Chronique : Tank Girl

David LemelinDavid Lemelin est content du dénouement de la longue histoire de l'Îlot Saint-Vincent-de-Paul. (Photo : Archives Carrefour de Québec)

Par David Lemelin

C’est tout le problème avec les images fortes : ça gâche une idée au lieu de la valoriser.

Aussi, quand l’ancienne conseillère municipale Anne Guérette écrit, le plus sérieusement du monde sur Twitter, pour continuer sa guerre personnelle contre le tramway, que « vous le vouliez ou non, on va continuer de se placer devant comme à place Tian’anmen, en 1989. C’est pas vrai qu’on va se faire entrer un train dans la gorge à l’encontre de la volonté du peuple »… tout ce qu’elle défend et dit, soudainement, n’a plus aucune valeur.

C’est juste… stupide.

Rappelons que les manifestations de la place Tian’anmen de 1989 se sont déroulées dans une dictature brutale, en Chine, conduites par des étudiants, des ouvriers et des intellectuels qui dénonçaient la corruption et souhaitaient vivre dans un pays plus démocratique.

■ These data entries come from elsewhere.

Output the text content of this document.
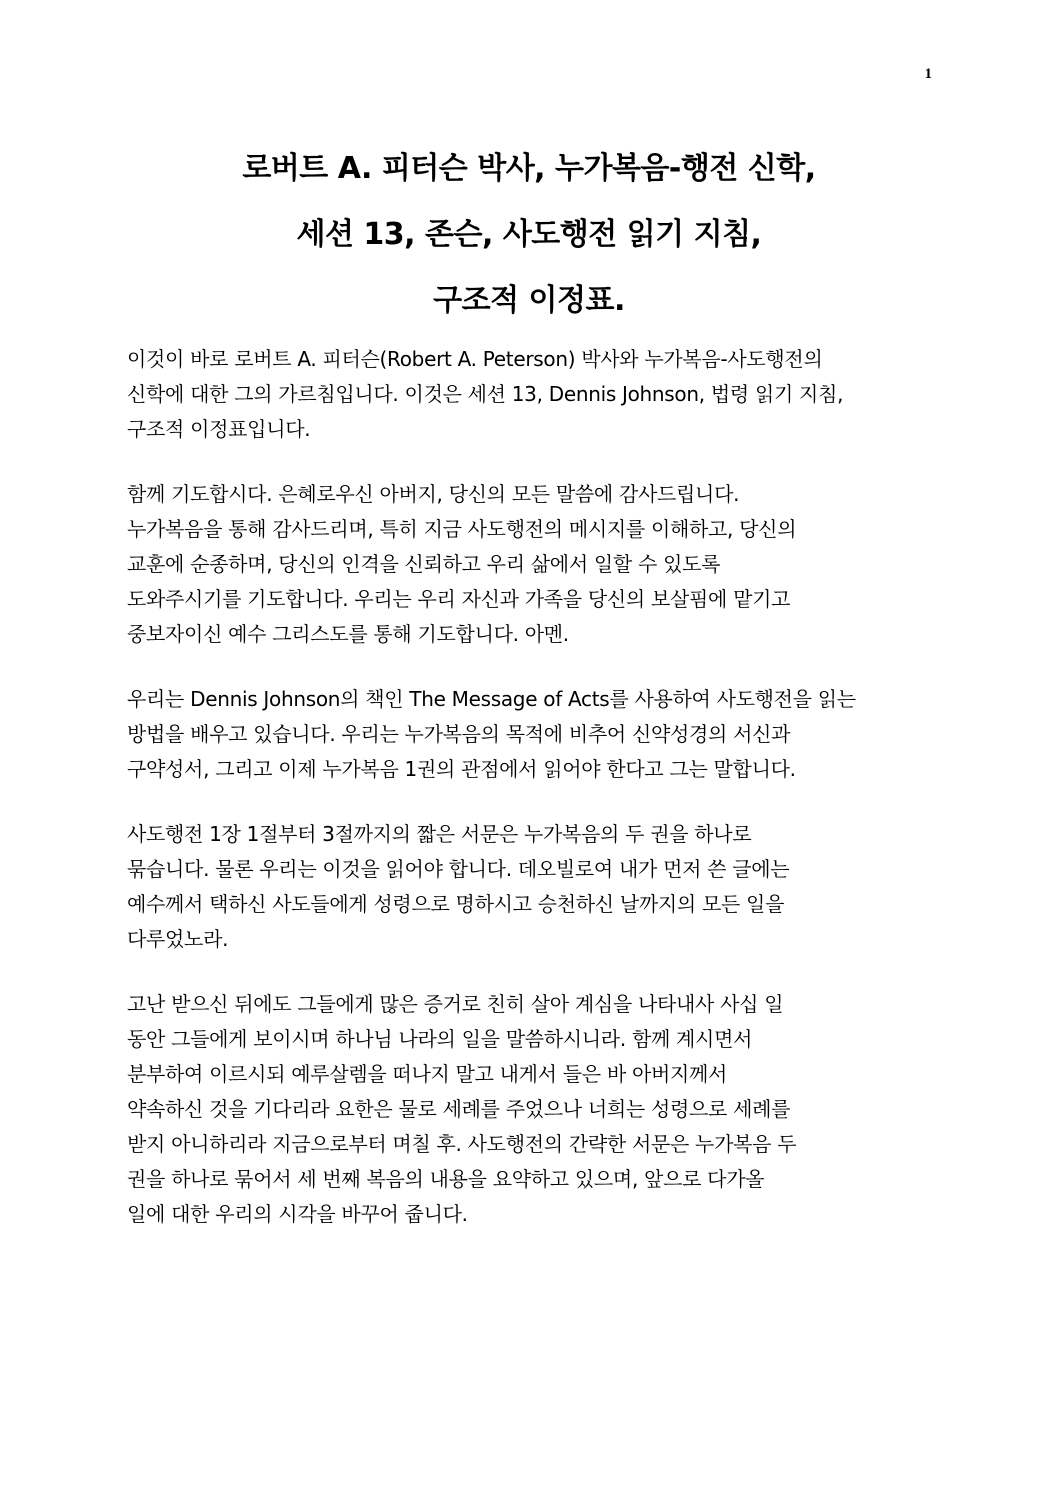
1
로버트 A. 피터슨 박사, 누가복음-행전 신학,
세션 13, 존슨, 사도행전 읽기 지침,
구조적 이정표.
이것이 바로 로버트 A. 피터슨(Robert A. Peterson) 박사와 누가복음-사도행전의
신학에 대한 그의 가르침입니다. 이것은 세션 13, Dennis Johnson, 법령 읽기 지침,
구조적 이정표입니다.
함께 기도합시다. 은혜로우신 아버지, 당신의 모든 말씀에 감사드립니다.
누가복음을 통해 감사드리며, 특히 지금 사도행전의 메시지를 이해하고, 당신의
교훈에 순종하며, 당신의 인격을 신뢰하고 우리 삶에서 일할 수 있도록
도와주시기를 기도합니다. 우리는 우리 자신과 가족을 당신의 보살핌에 맡기고
중보자이신 예수 그리스도를 통해 기도합니다. 아멘.
우리는 Dennis Johnson의 책인 The Message of Acts를 사용하여 사도행전을 읽는
방법을 배우고 있습니다. 우리는 누가복음의 목적에 비추어 신약성경의 서신과
구약성서, 그리고 이제 누가복음 1권의 관점에서 읽어야 한다고 그는 말합니다.
사도행전 1장 1절부터 3절까지의 짧은 서문은 누가복음의 두 권을 하나로
묶습니다. 물론 우리는 이것을 읽어야 합니다. 데오빌로여 내가 먼저 쓴 글에는
예수께서 택하신 사도들에게 성령으로 명하시고 승천하신 날까지의 모든 일을
다루었노라.
고난 받으신 뒤에도 그들에게 많은 증거로 친히 살아 계심을 나타내사 사십 일
동안 그들에게 보이시며 하나님 나라의 일을 말씀하시니라. 함께 계시면서
분부하여 이르시되 예루살렘을 떠나지 말고 내게서 들은 바 아버지께서
약속하신 것을 기다리라 요한은 물로 세례를 주었으나 너희는 성령으로 세례를
받지 아니하리라 지금으로부터 며칠 후. 사도행전의 간략한 서문은 누가복음 두
권을 하나로 묶어서 세 번째 복음의 내용을 요약하고 있으며, 앞으로 다가올
일에 대한 우리의 시각을 바꾸어 줍니다.
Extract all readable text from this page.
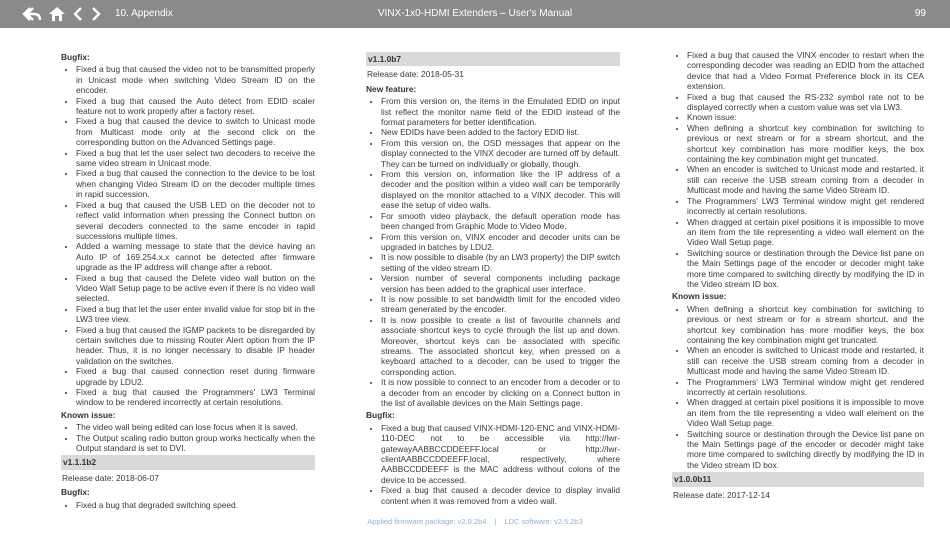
10. Appendix	VINX-1x0-HDMI Extenders – User's Manual	99
Bugfix:
• Fixed a bug that caused the video not to be transmitted properly in Unicast mode when switching Video Stream ID on the encoder.
• Fixed a bug that caused the Auto detect from EDID scaler feature not to work properly after a factory reset.
• Fixed a bug that caused the device to switch to Unicast mode from Multicast mode only at the second click on the corresponding button on the Advanced Settings page.
• Fixed a bug that let the user select two decoders to receive the same video stream in Unicast mode.
• Fixed a bug that caused the connection to the device to be lost when changing Video Stream ID on the decoder multiple times in rapid succession.
• Fixed a bug that caused the USB LED on the decoder not to reflect valid information when pressing the Connect button on several decoders connected to the same encoder in rapid successions multiple times.
• Added a warning message to state that the device having an Auto IP of 169.254.x.x cannot be detected after firmware upgrade as the IP address will change after a reboot.
• Fixed a bug that caused the Delete video wall button on the Video Wall Setup page to be active even if there is no video wall selected.
• Fixed a bug that let the user enter invalid value for stop bit in the LW3 tree view.
• Fixed a bug that caused the IGMP packets to be disregarded by certain switches due to missing Router Alert option from the IP header. Thus, it is no longer necessary to disable IP header validation on the switches.
• Fixed a bug that caused connection reset during firmware upgrade by LDU2.
• Fixed a bug that caused the Programmers' LW3 Terminal window to be rendered incorrectly at certain resolutions.
Known issue:
• The video wall being edited can lose focus when it is saved.
• The Output scaling radio button group works hectically when the Output standard is set to DVI.
v1.1.1b2
Release date: 2018-06-07
Bugfix:
• Fixed a bug that degraded switching speed.
v1.1.0b7
Release date: 2018-05-31
New feature:
• From this version on, the items in the Emulated EDID on input list reflect the monitor name field of the EDID instead of the format parameters for better identification.
• New EDIDs have been added to the factory EDID list.
• From this version on, the OSD messages that appear on the display connected to the VINX decoder are turned off by default. They can be turned on individually or globally, though.
• From this version on, information like the IP address of a decoder and the position within a video wall can be temporarily displayed on the monitor attached to a VINX decoder. This will ease the setup of video walls.
• For smooth video playback, the default operation mode has been changed from Graphic Mode to Video Mode.
• From this version on, VINX encoder and decoder units can be upgraded in batches by LDU2.
• It is now possible to disable (by an LW3 property) the DIP switch setting of the video stream ID.
• Version number of several components including package version has been added to the graphical user interface.
• It is now possible to set bandwidth limit for the encoded video stream generated by the encoder.
• It is now possible to create a list of favourite channels and associate shortcut keys to cycle through the list up and down. Moreover, shortcut keys can be associated with specific streams. The associated shortcut key, when pressed on a keyboard attached to a decoder, can be used to trigger the corrsponding action.
• It is now possible to connect to an encoder from a decoder or to a decoder from an encoder by clicking on a Connect button in the list of available devices on the Main Settings page.
Bugfix:
• Fixed a bug that caused VINX-HDMI-120-ENC and VINX-HDMI-110-DEC not to be accessible via http://lwr-gatewayAABBCCDDEEFF.local or http://lwr-clientAABBCCDDEEFF.local, respectively, where AABBCCDDEEFF is the MAC address without colons of the device to be accessed.
• Fixed a bug that caused a decoder device to display invalid content when it was removed from a video wall.
• Fixed a bug that caused the VINX encoder to restart when the corresponding decoder was reading an EDID from the attached device that had a Video Format Preference block in its CEA extension.
• Fixed a bug that caused the RS-232 symbol rate not to be displayed correctly when a custom value was set via LW3.
• Known issue:
• When defining a shortcut key combination for switching to previous or next stream or for a stream shortcut, and the shortcut key combination has more modifier keys, the box containing the key combination might get truncated.
• When an encoder is switched to Unicast mode and restarted, it still can receive the USB stream coming from a decoder in Multicast mode and having the same Video Stream ID.
• The Programmers' LW3 Terminal window might get rendered incorrectly at certain resolutions.
• When dragged at certain pixel positions it is impossible to move an item from the tile representing a video wall element on the Video Wall Setup page.
• Switching source or destination through the Device list pane on the Main Settings page of the encoder or decoder might take more time compared to switching directly by modifying the ID in the Video stream ID box.
Known issue:
• When defining a shortcut key combination for switching to previous or next stream or for a stream shortcut, and the shortcut key combination has more modifier keys, the box containing the key combination might get truncated.
• When an encoder is switched to Unicast mode and restarted, it still can receive the USB stream coming from a decoder in Multicast mode and having the same Video Stream ID.
• The Programmers' LW3 Terminal window might get rendered incorrectly at certain resolutions.
• When dragged at certain pixel positions it is impossible to move an item from the tile representing a video wall element on the Video Wall Setup page.
• Switching source or destination through the Device list pane on the Main Settings page of the encoder or decoder might take more time compared to switching directly by modifying the ID in the Video stream ID box.
v1.0.0b11
Release date: 2017-12-14
Applied firmware package: v2.0.2b4 | LDC software: v2.5.2b3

L’image la plus forte est alors venue de ce courageux opposant, le « tank man », qui s’est tenu seul, debout, devant une colonne de chars d’assaut, symbole exceptionnellement puissant de ce que la résistance humaine peut avoir de plus noble et de plus beau. Tout le monde s’en souvient.

Alors, comparer le projet de tramway à un événement historique qui s’est conclu par un massacre de plusieurs milliers de personnes est, au mieux, malhabile.

J’ai fait aussi niaiseux, en 2013, en comparant le régime de Labeaume à celui de la Corée du Nord. J’ai reconnu le ridicule de la chose et n’ai jamais répété l’expression. Anne Guérette était avec moi, à l’époque. Elle devrait avoir retenu la leçon.

Mais, non.

Elle, comme beaucoup de ses alliés opposés au tramway, laisse la colère et l’émotion guider ses déclarations. Au « procès du tramway », qui se déroule présentement, les poursuivants emploient des mots tels que « désastre », « projet corrompu, destructeur et malsain » et vont jusqu’à parler de « dirigeants totalitaires, violeurs, mauvaises graines, djihadistes pro tramway ».

C’est clownesque.

Le djihadisme va devoir hausser son niveau de brutalité, parce qu’on les compare à des représentants élus qui poussent un projet qui est analysé sur la place publique : on est loin des gorges tranchées, des bombes et des personnes capturées, non?

Ça évacue tout le sérieux de la cause. Complètement.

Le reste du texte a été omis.